I would love to link with other interested activists or anyone with the energy to stand up for what is right...
           Facebook/Jeffreysan (send me a pvt. message & friend request)

bosco:
You'd think, considering the scope of the HIV/AIDS pandemic that our government and all others who are capable would be pouring money into research for a cure. For all the strides forward that have been made in the last thirty years and for all the rousing speeches made, when you see the actual amount of money spent it seems that really our government, insurance companies and the drug industry could care less. Intellectually, I understand this is a very complex issue, and that a great many doctors and researchers are attacking the problem but its still frustrating.

leatherman:
I totally agree that war money would be better spent on healthcare and, because I am personally affected, on HIV and finding a cure.

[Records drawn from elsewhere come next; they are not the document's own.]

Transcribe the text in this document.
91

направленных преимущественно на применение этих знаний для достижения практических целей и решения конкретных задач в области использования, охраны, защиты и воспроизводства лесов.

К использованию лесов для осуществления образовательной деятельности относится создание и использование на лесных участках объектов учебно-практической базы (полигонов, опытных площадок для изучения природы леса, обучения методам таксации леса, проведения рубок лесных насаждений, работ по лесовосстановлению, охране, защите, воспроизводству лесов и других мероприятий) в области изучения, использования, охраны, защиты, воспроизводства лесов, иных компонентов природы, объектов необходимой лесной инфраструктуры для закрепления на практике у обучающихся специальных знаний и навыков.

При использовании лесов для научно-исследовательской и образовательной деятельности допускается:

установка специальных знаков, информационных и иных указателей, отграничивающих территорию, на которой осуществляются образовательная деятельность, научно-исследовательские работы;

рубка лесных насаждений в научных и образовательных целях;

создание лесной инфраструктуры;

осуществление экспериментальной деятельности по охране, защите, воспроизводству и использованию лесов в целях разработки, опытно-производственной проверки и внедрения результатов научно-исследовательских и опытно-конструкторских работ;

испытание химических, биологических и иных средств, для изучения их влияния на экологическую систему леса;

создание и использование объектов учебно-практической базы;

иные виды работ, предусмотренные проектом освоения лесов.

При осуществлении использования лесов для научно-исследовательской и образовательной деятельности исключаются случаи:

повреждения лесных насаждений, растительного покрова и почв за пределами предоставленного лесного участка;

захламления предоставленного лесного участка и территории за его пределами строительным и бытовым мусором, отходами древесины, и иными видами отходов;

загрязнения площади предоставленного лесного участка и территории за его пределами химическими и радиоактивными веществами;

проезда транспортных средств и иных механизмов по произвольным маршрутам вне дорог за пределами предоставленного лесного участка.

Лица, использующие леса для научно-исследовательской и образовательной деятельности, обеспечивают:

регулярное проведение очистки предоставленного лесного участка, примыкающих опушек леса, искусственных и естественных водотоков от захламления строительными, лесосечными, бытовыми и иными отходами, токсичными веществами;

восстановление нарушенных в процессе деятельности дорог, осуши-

--- Quote from: phildinftlaudy on October 22, 2011, 05:13:29 PM ---How Much Should a Cure for AIDS Cost?
The AIDS cure treatment for the one patient who has apparently been cured, known as
the Berlin Patient (he was treated in Berlin, Germany), cost $100,000.

--- End quote ---
that doesn't sound right at all as the Berlin Patient had two stem cell transplants. a basic transplant alone can cost $100,000 without including the costs (and difficulty) of finding a donor, hospitalization and aftercare. T. Brown also underwent chemotherapy and radiation which jumps the total up by even more - not to mention the severe side effects from all those treatments (more costs to treat those problems) or  rehabilitation and training (which added yet more to the total). And that doesn't even begin to consider the 10%-40% chance of death from just the transplants alone.

This article from Scientific American from this summer discussed why a model for the Berlin Patient treatment really shouldn't be used (in monetary or practical health care terms) to discuss curing a majority of HIV infected people.

I seem to remember once having seen an article stating the costs of treating the Berlin Patient was upwards of $2 million. Is there an article anywhere that actually discusses the true costs of eradicating HIV was T. Brown?